This blog post is intended to help organizations understand the mentality and drivers behind pentesting and to help them recognize that we (pentesters, red teamers, etc.) exist to HELP. We work to find security weaknesses or vulnerabilities, so you can improve the overall security of your companies, systems, and products – rather than an antagonist or malicious attacker.
Long, long ago, in a land far away, the author of this blog post was a professional software engineer. There were many projects I worked on with significant personal investment and which I was deeply proud of. Most software projects are hard work; every software engineer or developer is proud of the products and of their efforts, which means they can become defensive of them.
There is some element of personal pride in a project; if it’s broken or has problems, some developers take that as a reflection on their ability. Imposter syndrome is rampant everywhere in tech, especially in the development field. No one wants to hear their baby is ugly.
To compound matters, developers are often overworked and over-scrutinized. They’re constantly dealing with swelling backlogs full of excessive and unreasonable feature requests and irrelevant or invalid bug reports. Not to mention, constant continuing education requirements to keep up with the latest technology they need to use in their areas of expertise.
Enter the Information Security team. Security teams come in and impose unwanted fixes, compliance requirements, and rules on top of a developer’s already enormous workload. They make demands that push back planned deadlines and sometimes even result in canceled projects due to seemingly arbitrary requests.
No one wants some outsider coming in, ordering them about and ruining their best-laid plans by force. This can result in a desire to do the minimum to “check the box” to pass whatever audit happens to be afflicting them at the time. This is a completely understandable reaction; unfortunately, it can cause untold damage in the long run.
We are here to offer constructive criticism, not to critique.
Let’s take a look from the pentester’s perspective. Whether on an internal team or an external consultancy, pentesters frequently encounter resistance or open hostility. Working on the other side of the situation as a pentester, I’ve experienced many things in this vein. From development teams just ignoring any emails trying to coordinate the pentest effort, to open and active hostile actions including shutting off known-vulnerable features and technology until the pentest is complete. Some teams have even actively blocked requests during a test to try and prevent evidence collection or have applied organizational political pressure to avoid including findings in reports.
While these reactions are in some way understandable, given the pressure on teams to avoid or fix security issues, they have a fatal flaw: they result in covering up actual security problems. Aside from being fundamentally unethical, these sorts of behaviors result in false-negative reports, insinuating that problems don’t exist.
However, problems or vulnerabilities do exist (even in the best companies, products, or systems) and given enough time, the bad guys will find them. Hiding problems doesn’t make them go away and the consequences of these actions can be quite dire, depending on the scenario. We aim to help you find and remediate weaknesses before they become even bigger issues or the bad guys do some damage.
An additional side-effect is that these actions can also result in negative relationships between security and development teams. This is why I wanted to write this blog post to demonstrate that pentesters are, in essence, a developer’s sparring partner.

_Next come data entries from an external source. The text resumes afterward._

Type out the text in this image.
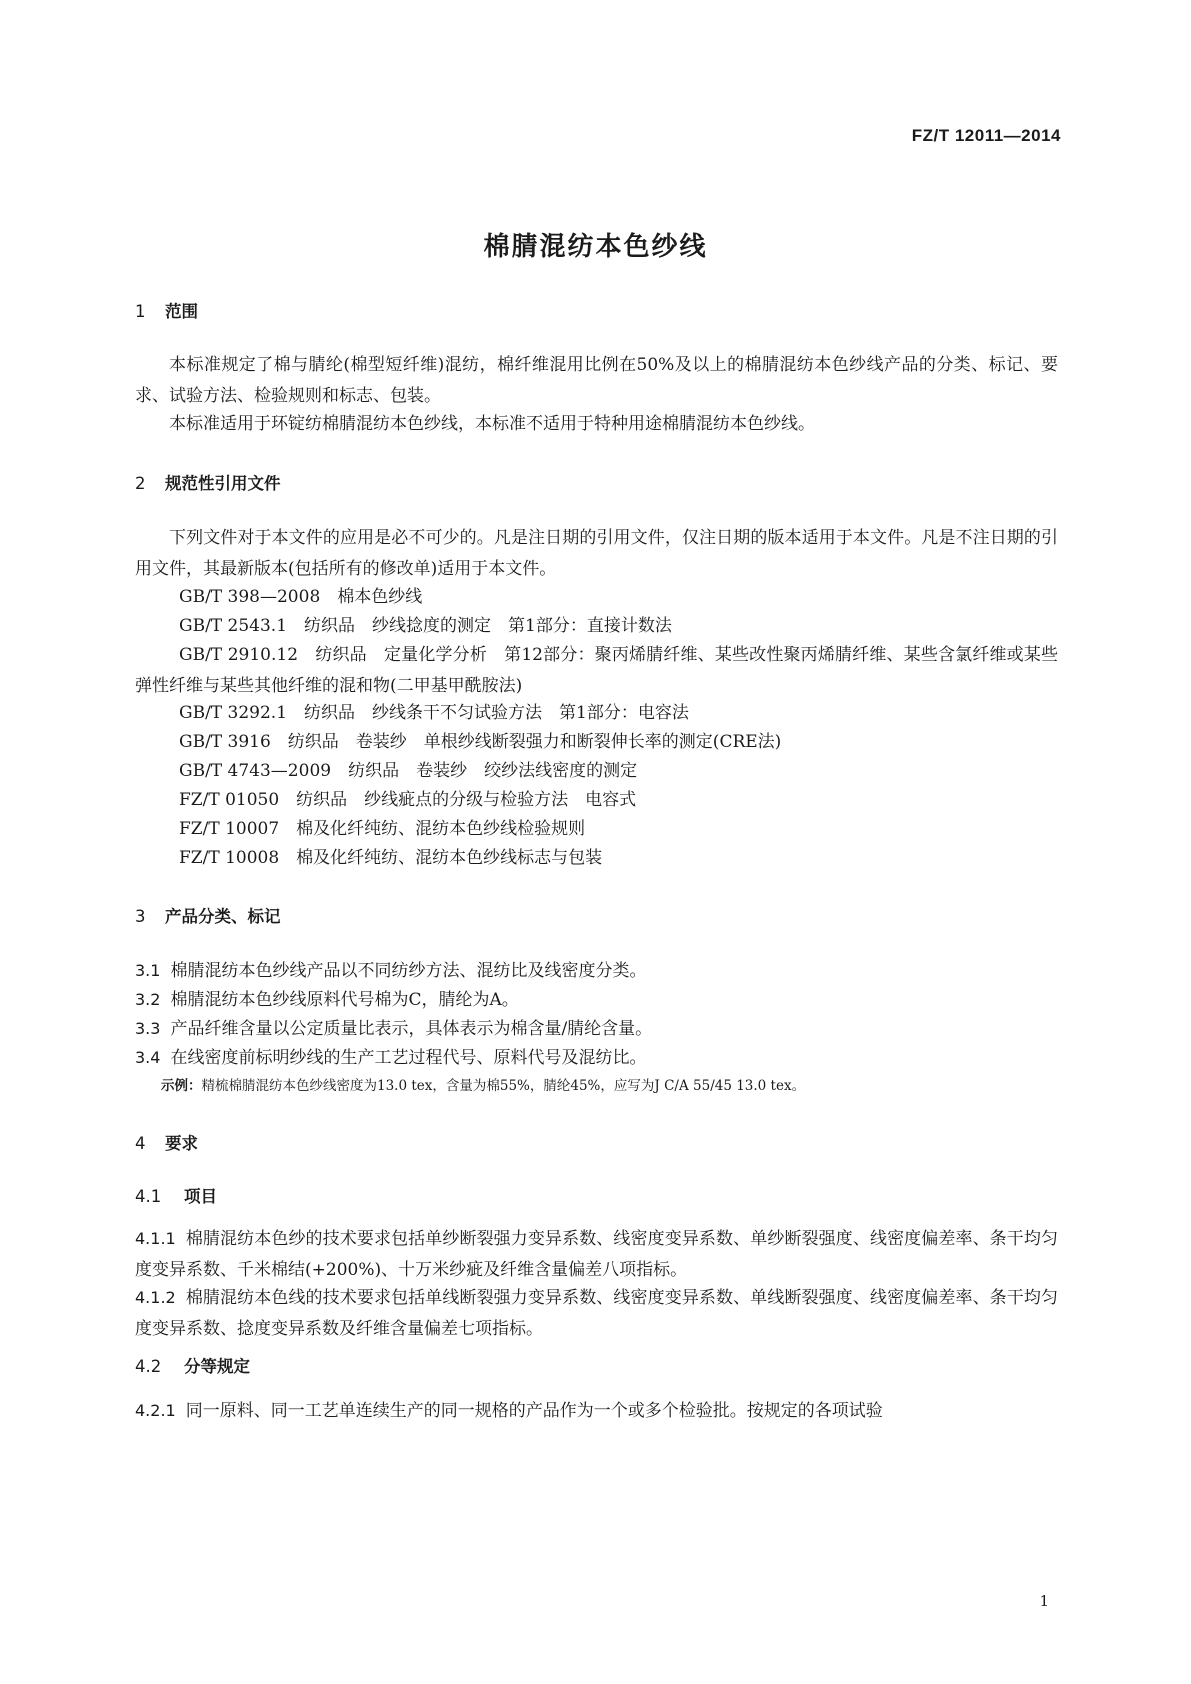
FZ/T 12011—2014
棉腈混纺本色纱线
1 范围
本标准规定了棉与腈纶(棉型短纤维)混纺，棉纤维混用比例在50%及以上的棉腈混纺本色纱线产品的分类、标记、要求、试验方法、检验规则和标志、包装。
本标准适用于环锭纺棉腈混纺本色纱线，本标准不适用于特种用途棉腈混纺本色纱线。
2 规范性引用文件
下列文件对于本文件的应用是必不可少的。凡是注日期的引用文件，仅注日期的版本适用于本文件。凡是不注日期的引用文件，其最新版本(包括所有的修改单)适用于本文件。
GB/T 398—2008　棉本色纱线
GB/T 2543.1　纺织品　纱线捻度的测定　第1部分：直接计数法
GB/T 2910.12　纺织品　定量化学分析　第12部分：聚丙烯腈纤维、某些改性聚丙烯腈纤维、某些含氯纤维或某些弹性纤维与某些其他纤维的混和物(二甲基甲酰胺法)
GB/T 3292.1　纺织品　纱线条干不匀试验方法　第1部分：电容法
GB/T 3916　纺织品　卷装纱　单根纱线断裂强力和断裂伸长率的测定(CRE法)
GB/T 4743—2009　纺织品　卷装纱　绞纱法线密度的测定
FZ/T 01050　纺织品　纱线疵点的分级与检验方法　电容式
FZ/T 10007　棉及化纤纯纺、混纺本色纱线检验规则
FZ/T 10008　棉及化纤纯纺、混纺本色纱线标志与包装
3 产品分类、标记
3.1 棉腈混纺本色纱线产品以不同纺纱方法、混纺比及线密度分类。
3.2 棉腈混纺本色纱线原料代号棉为C，腈纶为A。
3.3 产品纤维含量以公定质量比表示，具体表示为棉含量/腈纶含量。
3.4 在线密度前标明纱线的生产工艺过程代号、原料代号及混纺比。
示例：精梳棉腈混纺本色纱线密度为13.0 tex，含量为棉55%，腈纶45%，应写为J C/A 55/45 13.0 tex。
4 要求
4.1 项目
4.1.1 棉腈混纺本色纱的技术要求包括单纱断裂强力变异系数、线密度变异系数、单纱断裂强度、线密度偏差率、条干均匀度变异系数、千米棉结(+200%)、十万米纱疵及纤维含量偏差八项指标。
4.1.2 棉腈混纺本色线的技术要求包括单线断裂强力变异系数、线密度变异系数、单线断裂强度、线密度偏差率、条干均匀度变异系数、捻度变异系数及纤维含量偏差七项指标。
4.2 分等规定
4.2.1 同一原料、同一工艺单连续生产的同一规格的产品作为一个或多个检验批。按规定的各项试验
1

We exist to challenge you and play the “bad guy”- the robber to your cop. We “fight” developers so that they can prepare with “training wheels” before they’re actually challenged by malicious actors in real life. Pentesters don’t go for the kill, but provide opportunities to improve. We identify and exploit weaknesses so developers can build up defenses around those weaknesses.
As pentesters and red teamers, our job is to prepare development and support teams for real-world threats. We are your sparring partner. An average boxer needs to train hard to succeed against every adversary. You don’t go from the local boxing club to a championship match with Iron Mike without preparation, just like you don’t want to take on advanced threat actors without having security assessments or experience dealing with threats. The difference is that real threat actors decide when the match is fought, so it’s better to be prepared earlier rather than later.
Experienced pentesters understand the challenges faced by companies and their development and infrastructure teams. We aim to be effective “sparring partners” to enhance security and facilitate positive change within their customer organizations.
Even though we pretend to be threat actors, we’re not ill-meaning. Pentesters are not here to get you fired, in trouble, or your project cancelled: quite the opposite. Pentesters exist to help find problems so that they can be fixed and prevent the real bad actors from succeeding. We want developers to fix things; we want them to make life harder for us. Because if it’s hard for us to exploit something, it’s hard for the bad guys as well.
One final thing to mention – while pentesters are empathetic to business needs, it’s important to take into account the tongue-in-cheek security quote: “Bad guys don’t care if your system is out of scope”. But we do, that’s why you need our help. The more systems and software that can be evaluated, the safer we all are. We can work together to keep everyone safe and prevent security incidents.